Die Praxis erzählt jedoch eine andere Geschichte. Unter der Leitung von Noam R., einem bekannten White Hat Hacker und Aktivisten, entdeckte das Forschungsteam von VPNMentor einen größeren Sicherheitsverstoß in Dalils Datenbank. Durch eine Sicherheitslücke sind die komplette Datensätze für mehr als 5 Millionen Benutzer offen über das Internet für Dritte zugänglich.
App-Berechtigungen
Wie alle Apps fordert Dalil Berechtigungen an, denen Benutzer zustimmen müssen, bevor sie das Programm herunterladen und nutzen können. Einige Berechtigungen sind zu erwarten, z.B. muss eine Caller ID App Kontakte lesen können. Andere Berechtigungen erscheinen verdächtiger, wie das Lesen und Ändern der gespeicherten Dateien des Telefons, das Umleiten von Anrufen und das Verfolgen des Standortes..
Anzeige
So verdächtig einige Berechtigungen auch erscheinen mögen, sie sind nicht die Hauptursache für die Sicherheitsprobleme von Dalil.
Dalils Datenbank ist ungesichert
Das Hauptproblem: Alle von der App erfassten Benutzerdaten werden in einer ungesicherten und nicht überwachten MongoDB-Datenbank gespeichert. Diese ist ohne Authentifizierung erreichbar und bietet Hackern passwortfreien Zugriff auf die Daten von Millionen von Menschen. Neben dem Anwendungsprotokoll enthält diese Datenbank sowohl von Geräten abgesaugte, als auch freiwillig von Nutzern übermittelte personenbezogene Daten. Standardmäßig sammelt die App folgende Daten der Benutzer:
- Handynummer und IP-Adresse (intern und extern, falls zutreffend)

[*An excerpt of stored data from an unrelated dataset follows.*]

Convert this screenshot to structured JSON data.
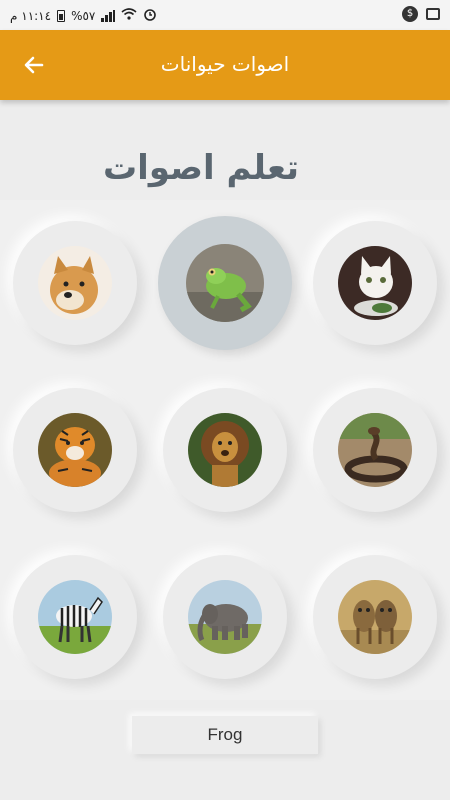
{
  "status_bar": {
    "time": "١١:١٤ م",
    "battery": "%٥٧"
  },
  "app_bar": {
    "title": "اصوات حيوانات"
  },
  "section_title": "تعلم اصوات",
  "animals": [
    {
      "name": "dog",
      "icon": "dog-photo"
    },
    {
      "name": "frog",
      "icon": "frog-photo",
      "selected": true
    },
    {
      "name": "cat",
      "icon": "cat-photo"
    },
    {
      "name": "tiger",
      "icon": "tiger-photo"
    },
    {
      "name": "lion",
      "icon": "lion-photo"
    },
    {
      "name": "snake",
      "icon": "snake-photo"
    },
    {
      "name": "zebra",
      "icon": "zebra-photo"
    },
    {
      "name": "elephant",
      "icon": "elephant-photo"
    },
    {
      "name": "hyena",
      "icon": "hyena-photo"
    }
  ],
  "selected_animal_label": "Frog",
  "colors": {
    "app_bar": "#e59a16",
    "selected_tile": "#c9d0d4",
    "title_text": "#5a6670"
  }
}
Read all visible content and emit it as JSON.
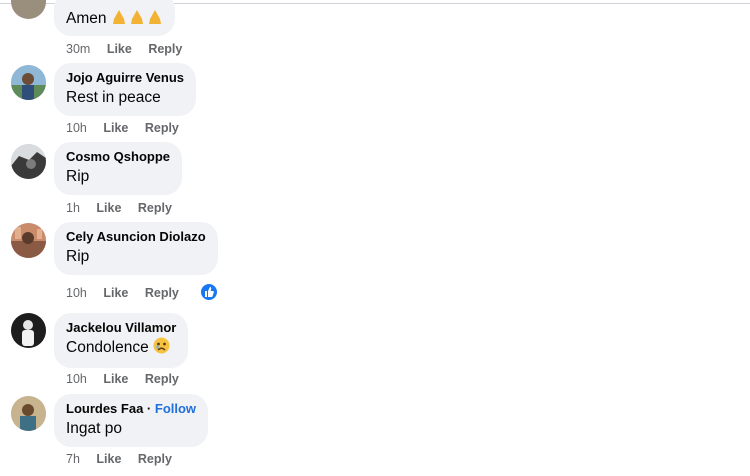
{
  "comments": [
    {
      "author": "",
      "text": "Amen",
      "emoji": "folded-hands-x3",
      "time": "30m",
      "like": "Like",
      "reply": "Reply"
    },
    {
      "author": "Jojo Aguirre Venus",
      "text": "Rest in peace",
      "time": "10h",
      "like": "Like",
      "reply": "Reply"
    },
    {
      "author": "Cosmo Qshoppe",
      "text": "Rip",
      "time": "1h",
      "like": "Like",
      "reply": "Reply"
    },
    {
      "author": "Cely Asuncion Diolazo",
      "text": "Rip",
      "time": "10h",
      "like": "Like",
      "reply": "Reply",
      "reaction": "like-reaction-icon"
    },
    {
      "author": "Jackelou Villamor",
      "text": "Condolence",
      "emoji": "sad-face",
      "time": "10h",
      "like": "Like",
      "reply": "Reply"
    },
    {
      "author": "Lourdes Faa",
      "follow_separator": "·",
      "follow": "Follow",
      "text": "Ingat po",
      "time": "7h",
      "like": "Like",
      "reply": "Reply"
    }
  ],
  "colors": {
    "bubble": "#f0f2f5",
    "meta": "#65676b",
    "link": "#216fdb",
    "like_blue": "#1877f2"
  }
}
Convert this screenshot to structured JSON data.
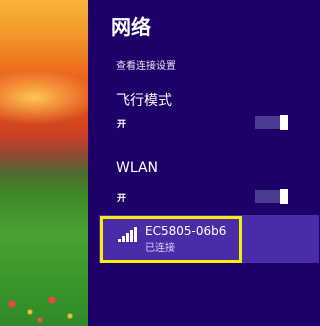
{
  "panel": {
    "title": "网络",
    "settings_link": "查看连接设置"
  },
  "airplane_mode": {
    "label": "飞行模式",
    "state": "开"
  },
  "wlan": {
    "label": "WLAN",
    "state": "开"
  },
  "network": {
    "name": "EC5805-06b6",
    "status": "已连接",
    "signal_bars": 5
  },
  "colors": {
    "panel_background": "#1f0068",
    "selected_item": "#4a2ca8",
    "highlight_border": "#f7ee0b",
    "toggle_track": "#4a3b93"
  }
}
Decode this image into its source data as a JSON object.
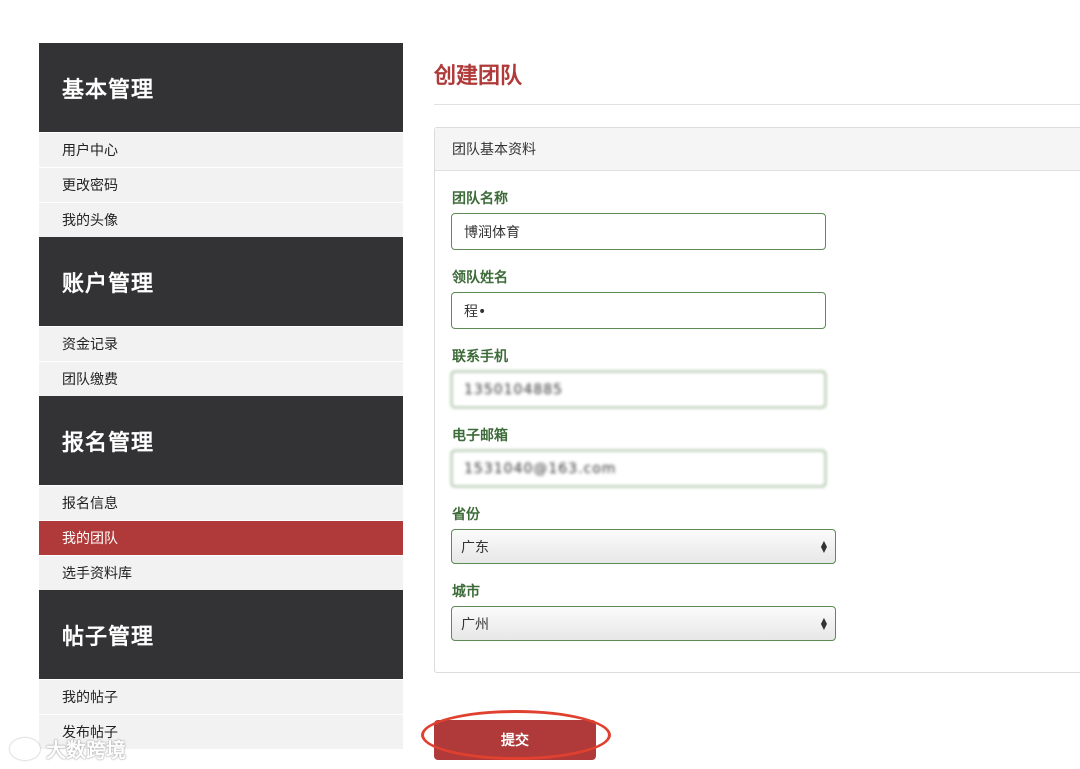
{
  "sidebar": {
    "sections": [
      {
        "title": "基本管理",
        "items": [
          "用户中心",
          "更改密码",
          "我的头像"
        ]
      },
      {
        "title": "账户管理",
        "items": [
          "资金记录",
          "团队缴费"
        ]
      },
      {
        "title": "报名管理",
        "items": [
          "报名信息",
          "我的团队",
          "选手资料库"
        ]
      },
      {
        "title": "帖子管理",
        "items": [
          "我的帖子",
          "发布帖子"
        ]
      }
    ],
    "active_item": "我的团队"
  },
  "main": {
    "page_title": "创建团队",
    "panel_title": "团队基本资料",
    "fields": {
      "team_name": {
        "label": "团队名称",
        "value": "博润体育"
      },
      "leader_name": {
        "label": "领队姓名",
        "value": "程•"
      },
      "phone": {
        "label": "联系手机",
        "value": "1350104885"
      },
      "email": {
        "label": "电子邮箱",
        "value": "1531040@163.com"
      },
      "province": {
        "label": "省份",
        "value": "广东"
      },
      "city": {
        "label": "城市",
        "value": "广州"
      }
    },
    "submit_label": "提交"
  },
  "watermark": "大数跨境",
  "colors": {
    "accent": "#b03a3a",
    "sidebar_dark": "#333235",
    "label_green": "#3d6b39",
    "highlight_circle": "#e0412f"
  }
}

- IMEI (die gerätespezifische Identifikationsnummer)
- Gerätemodell, Token, Seriennummer und Betriebssystem
- Sim-Karten- und Netzbetreiberinformationen
- GPS- und Netzwerkortungsinformationen
Wenn Benutzer ihre Profile erstellen, werden sie aufgefordert, zusätzliche Informationen hinzuzufügen:
- Persönliches E-Mail-Konto
- Vor- und Nachname
- Geschlecht und Beruf
Auch diese Daten befinden sich derzeit in einer vollständig offenen Datenbank. Das Team von VPNMentor hat die Daten bzw. die offene Datenbank gefunden. Details lassen sich in diesem Artikel nachlesen.
Anzeige
Welche funktional ähnliche App, die vor Kaltaquise etc. schützt, könnte zur Verwendung empfohlen werden?
Da Kaltaquise in Deutschland verboten ist und die Ignoranten mit ihren Gewinnspielen anonym aus dem Ausland anrufen, ist eine solche App weitgehend nutzlos. Ich hatte mal einen Anrufmonitor auf Java-Basis, der aber nicht mehr funktioniert. Lief auf dem Desktop für den Festnetzanschluss.